Исповедь Мотылька - Айя Субботина
Шрифт:
Интервал:
Закладка:
А потом я резко распахиваю ее халат, дергаю полы в разны стороны. Воробей вскрикивает, но даже не думает прятаться, напротив, будто прилипает задницей к моему паху.
Это уже слишком. Я буквально с силой заставляю себя отстраниться от нее, иначе еще мгновение — и все. Жизнь трудна — таковые последствия сумасшедшего желания своей женщины.
Я бы хотел ласкать ее дольше, вести к оргазму неспеша, заставить молить о продолжении. Но все это когда-то в следующий раз. А сейчас я в несколько рваных движений полностью освобождаю ее от халата, а затем, пока Воробей не успела сообразить, подхватываю ее на руки и перекидываю через столешницу, ставлю сверху так, чтобы она оказалась на четвереньках передо мной.

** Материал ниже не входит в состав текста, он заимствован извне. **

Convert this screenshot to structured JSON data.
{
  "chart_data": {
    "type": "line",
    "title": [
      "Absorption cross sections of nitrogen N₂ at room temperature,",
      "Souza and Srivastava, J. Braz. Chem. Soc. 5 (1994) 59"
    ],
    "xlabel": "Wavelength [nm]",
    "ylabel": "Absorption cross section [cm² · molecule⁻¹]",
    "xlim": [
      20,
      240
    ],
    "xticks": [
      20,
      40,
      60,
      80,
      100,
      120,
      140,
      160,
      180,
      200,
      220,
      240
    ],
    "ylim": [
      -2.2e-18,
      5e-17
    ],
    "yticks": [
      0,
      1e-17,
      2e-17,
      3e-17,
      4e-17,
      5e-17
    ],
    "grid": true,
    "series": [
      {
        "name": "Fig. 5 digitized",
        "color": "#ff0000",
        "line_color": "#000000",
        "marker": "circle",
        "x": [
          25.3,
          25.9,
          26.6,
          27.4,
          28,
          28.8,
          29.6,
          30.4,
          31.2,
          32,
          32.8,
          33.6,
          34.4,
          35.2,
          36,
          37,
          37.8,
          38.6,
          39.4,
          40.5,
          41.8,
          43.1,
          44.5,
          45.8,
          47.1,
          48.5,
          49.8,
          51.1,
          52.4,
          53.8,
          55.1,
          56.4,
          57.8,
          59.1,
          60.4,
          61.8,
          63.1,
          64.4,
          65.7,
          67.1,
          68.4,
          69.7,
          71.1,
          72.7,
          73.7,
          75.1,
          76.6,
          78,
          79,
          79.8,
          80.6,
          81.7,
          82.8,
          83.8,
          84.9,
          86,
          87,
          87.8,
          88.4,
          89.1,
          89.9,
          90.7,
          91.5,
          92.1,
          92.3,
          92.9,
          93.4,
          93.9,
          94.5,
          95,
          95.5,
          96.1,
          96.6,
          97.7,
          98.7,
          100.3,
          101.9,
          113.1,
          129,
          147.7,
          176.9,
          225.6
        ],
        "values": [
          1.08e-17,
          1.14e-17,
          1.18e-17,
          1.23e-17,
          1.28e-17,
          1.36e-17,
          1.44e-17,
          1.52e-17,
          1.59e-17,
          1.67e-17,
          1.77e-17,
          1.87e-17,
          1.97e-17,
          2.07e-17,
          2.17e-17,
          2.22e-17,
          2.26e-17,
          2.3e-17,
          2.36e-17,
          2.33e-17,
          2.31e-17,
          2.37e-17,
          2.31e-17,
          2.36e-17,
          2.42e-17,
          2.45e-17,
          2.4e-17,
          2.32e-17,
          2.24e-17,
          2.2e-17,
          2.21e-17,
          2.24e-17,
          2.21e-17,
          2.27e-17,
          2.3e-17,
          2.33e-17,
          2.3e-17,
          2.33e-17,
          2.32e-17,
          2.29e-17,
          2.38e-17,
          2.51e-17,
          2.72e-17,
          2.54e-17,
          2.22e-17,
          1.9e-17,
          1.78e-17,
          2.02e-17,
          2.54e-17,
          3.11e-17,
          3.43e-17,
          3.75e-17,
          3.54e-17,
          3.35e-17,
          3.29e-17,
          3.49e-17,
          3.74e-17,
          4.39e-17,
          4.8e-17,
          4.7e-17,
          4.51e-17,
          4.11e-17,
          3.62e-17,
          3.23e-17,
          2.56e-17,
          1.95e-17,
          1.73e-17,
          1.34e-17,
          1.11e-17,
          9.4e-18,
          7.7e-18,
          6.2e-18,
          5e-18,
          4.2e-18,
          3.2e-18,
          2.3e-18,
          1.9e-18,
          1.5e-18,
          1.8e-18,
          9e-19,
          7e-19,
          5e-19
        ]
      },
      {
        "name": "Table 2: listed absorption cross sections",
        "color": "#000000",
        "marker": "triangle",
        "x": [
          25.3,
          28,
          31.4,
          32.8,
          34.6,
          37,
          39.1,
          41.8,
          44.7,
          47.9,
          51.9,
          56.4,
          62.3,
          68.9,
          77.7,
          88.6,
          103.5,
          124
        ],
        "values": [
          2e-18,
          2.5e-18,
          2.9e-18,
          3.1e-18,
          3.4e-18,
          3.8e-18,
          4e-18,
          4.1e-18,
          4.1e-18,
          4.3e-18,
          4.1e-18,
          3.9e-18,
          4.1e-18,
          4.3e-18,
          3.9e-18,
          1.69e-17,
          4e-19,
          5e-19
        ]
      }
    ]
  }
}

В ее глазах мелькает удивление и неуверенность, но я снова притягиваю ее к себе, заставляя подняться на коленях, выпрямиться и прижаться ко мне спиной.
— Ничего не бойся. Сегодня тебя трахаю я. Все возражения и пожелания принимаются после. В письменном виде, в трех экземплярах.
Она тихонько смеется, но прекращает сразу же, когда я кладу руку на ее спину и понуждаю наклониться вперед, почти лечь на столешницу, оставив задницу оттопыренной вверх. И она делает это.
На ней лишь домашние трусики, но через мгновение они, несчастные и разорванные в клочки, летят куда-то в сторону.
Это просто охренительный вид. И когда-нибудь я обязательно сниму ее на камеру, сниму, как вылизываю ее, как трахаю. Это будет только наше домашнее порно — откровенное, пошлое, грязное.
Кладу руки на ее ягодицы, чуть приседаю и провожу языком снизу вверх, от самой промежности и выше, задевая туго стянутой анальное отверстие. Она мокрая, очень мокрая, и реагирует на мой язык пронзительным стоном, хватается руками за края столешницы и еще сильнее разводит ноги, приопускаясь еще немного ниже.
И тогда я стискиваю ее сильнее, держу, контролирую, шире развожу ее ягодицы. Да, я хочу лизать ее всю. Хочу трахать языком ее всю. Кто-то скажет извращенец? Мне плевать чуть больше, чем полностью.
Она подается моему языку, ластится к нему, кричит и извивается, когда я проникаю в нее, когда дразню короткими быстрыми движениями, когда играю, точно на музыкальном инструменте.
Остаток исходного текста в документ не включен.